Oculus’un çabalarıyla bir süredir hayatımıza geri dönen sanal gerçeklik, teknoloji, eğitimden sağlığa, oyundan savaşa kadar birçok alanda potansiyel sunuyor. İlgi çekici kullanım örneklerini bu yazıda bulabilirsiniz.
Sanal gerçekliğin ilk örnekleri, ciddi bir işlem gücüne ihtiyaç duyuyordu. Örneğin; Cyberzone adlı ilk sanal gerçeklik oyun programını çalıştırabilmek için, altı adet 486 işlemcili PC gerekiyordu. Bunların her birinin de, o zamanın şartları için yüksek bir miktar olan 8 MB bellekle donanması ve PC’lerin aynı ağda olmaları da şartlar arasındaydı.
Mâliyetler ve o zamanki PC performansının nispeten kısıtlı olması, sanal gerçekliğin niş bir alana dönüşmesine sebep oldu. Hâl böyleyken, gelişimi yavaşladı.
Eskiden 6 PC’nin yaptığını şimdi bir telefon yapıyor
Son beş yılda bu alanda yeni ürünler karşımıza çıkmaya başladı. Buna öncülük eden Oculus’un payı yadsınamaz. Kickstarter’daki bir kitle fonlama projesi olarak başlayan şirket, kısa süre içinde Facebook tarafından satın alındı.
Pazara giriş şartlarının değişimini ise Nuclear Advanced Manufacturing Research Centre (NAMRC) adlı şirketin sanal gerçeklik ve simülasyon bölümünün başındaki Dr. Rab Scott şöyle açıklıyor: “Eskiden altı adet bilgisayar gerektiren bu konsepte sahip olmak için artık tek gereken bir ekran kartı. Çünkü tüm yükü ekran kartları taşıyabiliyor ve ekran kartları işlemcilerden çok daha performanslı çalışabiliyor.”

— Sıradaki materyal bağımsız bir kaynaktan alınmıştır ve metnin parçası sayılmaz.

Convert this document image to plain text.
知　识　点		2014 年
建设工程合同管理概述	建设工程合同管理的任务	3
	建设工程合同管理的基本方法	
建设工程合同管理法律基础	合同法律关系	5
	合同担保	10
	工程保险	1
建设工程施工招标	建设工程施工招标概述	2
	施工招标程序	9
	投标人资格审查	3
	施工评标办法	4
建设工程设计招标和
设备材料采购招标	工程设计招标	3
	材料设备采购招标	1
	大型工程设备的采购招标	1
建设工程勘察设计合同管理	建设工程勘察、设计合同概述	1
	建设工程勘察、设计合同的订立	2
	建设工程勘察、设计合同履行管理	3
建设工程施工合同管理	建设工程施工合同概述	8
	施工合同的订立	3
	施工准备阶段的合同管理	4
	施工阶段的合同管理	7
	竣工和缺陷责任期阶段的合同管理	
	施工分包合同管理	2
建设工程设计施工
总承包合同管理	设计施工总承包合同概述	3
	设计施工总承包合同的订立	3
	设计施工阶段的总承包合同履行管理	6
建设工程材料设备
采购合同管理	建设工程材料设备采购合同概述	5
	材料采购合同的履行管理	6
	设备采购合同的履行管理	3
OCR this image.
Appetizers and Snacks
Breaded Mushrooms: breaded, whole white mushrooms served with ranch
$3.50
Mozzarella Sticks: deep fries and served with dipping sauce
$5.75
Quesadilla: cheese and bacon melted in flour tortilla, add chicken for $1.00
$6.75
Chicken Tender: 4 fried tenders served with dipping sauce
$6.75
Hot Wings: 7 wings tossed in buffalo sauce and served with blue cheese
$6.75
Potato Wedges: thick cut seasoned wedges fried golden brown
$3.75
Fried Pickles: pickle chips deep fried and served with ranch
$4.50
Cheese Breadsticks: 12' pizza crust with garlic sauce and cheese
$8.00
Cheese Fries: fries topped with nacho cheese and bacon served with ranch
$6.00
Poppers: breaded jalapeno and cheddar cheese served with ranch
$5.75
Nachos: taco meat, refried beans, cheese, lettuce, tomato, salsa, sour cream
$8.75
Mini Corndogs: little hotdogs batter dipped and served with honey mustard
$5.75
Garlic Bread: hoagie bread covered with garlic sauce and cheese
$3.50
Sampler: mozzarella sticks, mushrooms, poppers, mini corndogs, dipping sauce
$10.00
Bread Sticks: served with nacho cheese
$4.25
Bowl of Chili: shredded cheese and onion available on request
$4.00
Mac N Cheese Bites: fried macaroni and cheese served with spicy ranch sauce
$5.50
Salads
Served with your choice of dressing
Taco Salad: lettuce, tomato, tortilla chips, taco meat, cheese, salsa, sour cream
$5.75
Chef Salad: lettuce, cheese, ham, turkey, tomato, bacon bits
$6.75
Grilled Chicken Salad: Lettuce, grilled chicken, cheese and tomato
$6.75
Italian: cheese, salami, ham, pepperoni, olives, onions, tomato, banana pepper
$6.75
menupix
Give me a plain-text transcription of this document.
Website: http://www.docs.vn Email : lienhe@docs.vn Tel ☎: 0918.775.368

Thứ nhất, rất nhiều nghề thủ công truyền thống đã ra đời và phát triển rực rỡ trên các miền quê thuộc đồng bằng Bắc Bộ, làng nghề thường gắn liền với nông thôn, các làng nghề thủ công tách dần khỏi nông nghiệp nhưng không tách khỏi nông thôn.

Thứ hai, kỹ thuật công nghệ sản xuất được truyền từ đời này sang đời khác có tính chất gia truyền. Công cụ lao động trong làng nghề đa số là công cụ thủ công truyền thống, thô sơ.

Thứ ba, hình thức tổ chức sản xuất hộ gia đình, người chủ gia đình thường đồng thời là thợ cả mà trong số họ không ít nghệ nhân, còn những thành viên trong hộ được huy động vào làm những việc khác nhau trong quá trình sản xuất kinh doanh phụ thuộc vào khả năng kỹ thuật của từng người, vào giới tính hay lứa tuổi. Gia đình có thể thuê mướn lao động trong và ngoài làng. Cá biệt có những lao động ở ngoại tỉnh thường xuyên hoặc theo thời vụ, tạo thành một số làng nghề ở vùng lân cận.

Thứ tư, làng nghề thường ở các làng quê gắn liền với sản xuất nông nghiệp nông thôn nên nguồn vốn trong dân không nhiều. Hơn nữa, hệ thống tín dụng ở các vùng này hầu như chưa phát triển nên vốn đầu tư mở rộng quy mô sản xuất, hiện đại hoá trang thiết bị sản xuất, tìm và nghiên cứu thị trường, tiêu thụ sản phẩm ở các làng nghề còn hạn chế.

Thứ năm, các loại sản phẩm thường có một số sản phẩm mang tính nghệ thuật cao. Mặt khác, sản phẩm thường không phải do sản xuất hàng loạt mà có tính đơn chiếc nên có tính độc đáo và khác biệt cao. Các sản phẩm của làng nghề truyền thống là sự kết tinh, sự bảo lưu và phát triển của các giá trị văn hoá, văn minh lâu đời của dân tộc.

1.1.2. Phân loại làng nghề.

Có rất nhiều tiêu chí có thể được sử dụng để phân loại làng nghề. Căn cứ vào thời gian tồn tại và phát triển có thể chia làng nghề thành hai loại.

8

Gözlük gibi cihazların da mâliyeti düşmüş durumda. Günümüzde yaklaşık 300 dolara bir ekran, yaklaşık 350 dolara da sanal gerçeklik başlığı satın alınabiliyor. Bu ekipmanların her ikisini de bir dizüstü bilgisayara bağlayarak kullanmak mümkün.
Sanal gerçeklik için en hesaplı çözüm ise Google’ın Cardboard adlı mukavvadan yapılabilen sanal gerçeklik gözlüğü. Yaklaşık 15 dolara mâl olan bu mukavva gözlüğün ön kısmına uygun bir akıllı telefon takınca, sanal gerçeklik dünyasına ilk adım atılabiliyor.
Psikolojiye uzun vadeli olumlu etki yapıyor
Stanford’daki bir laboratuvarda sanal gerçekliğin insan davranışlarını nasıl değiştirdiği inceleniyor. Araştırmanın başındaki Jeremy Bailenson, sanal âlemde yerinize geçen görünüm olarak adlandırabileceğimiz avatarların özelliklerinin kişileri etkilediğini belirtiyor.
Örneğin avatar kişiden uzunsa kendine güven artıyor. Çekici bir avatar kişileri dost canlısı yaparken, yaşlı avatarlar kullanan gençler daha tasarruflu oluyor ve para biriktirmeye başlıyorlar. Üstelik bu değişimler, sanal gerçeklikten çıkıldıktan sonra bile gözlemlenebilecek düzeyde kalarak devam ediyor.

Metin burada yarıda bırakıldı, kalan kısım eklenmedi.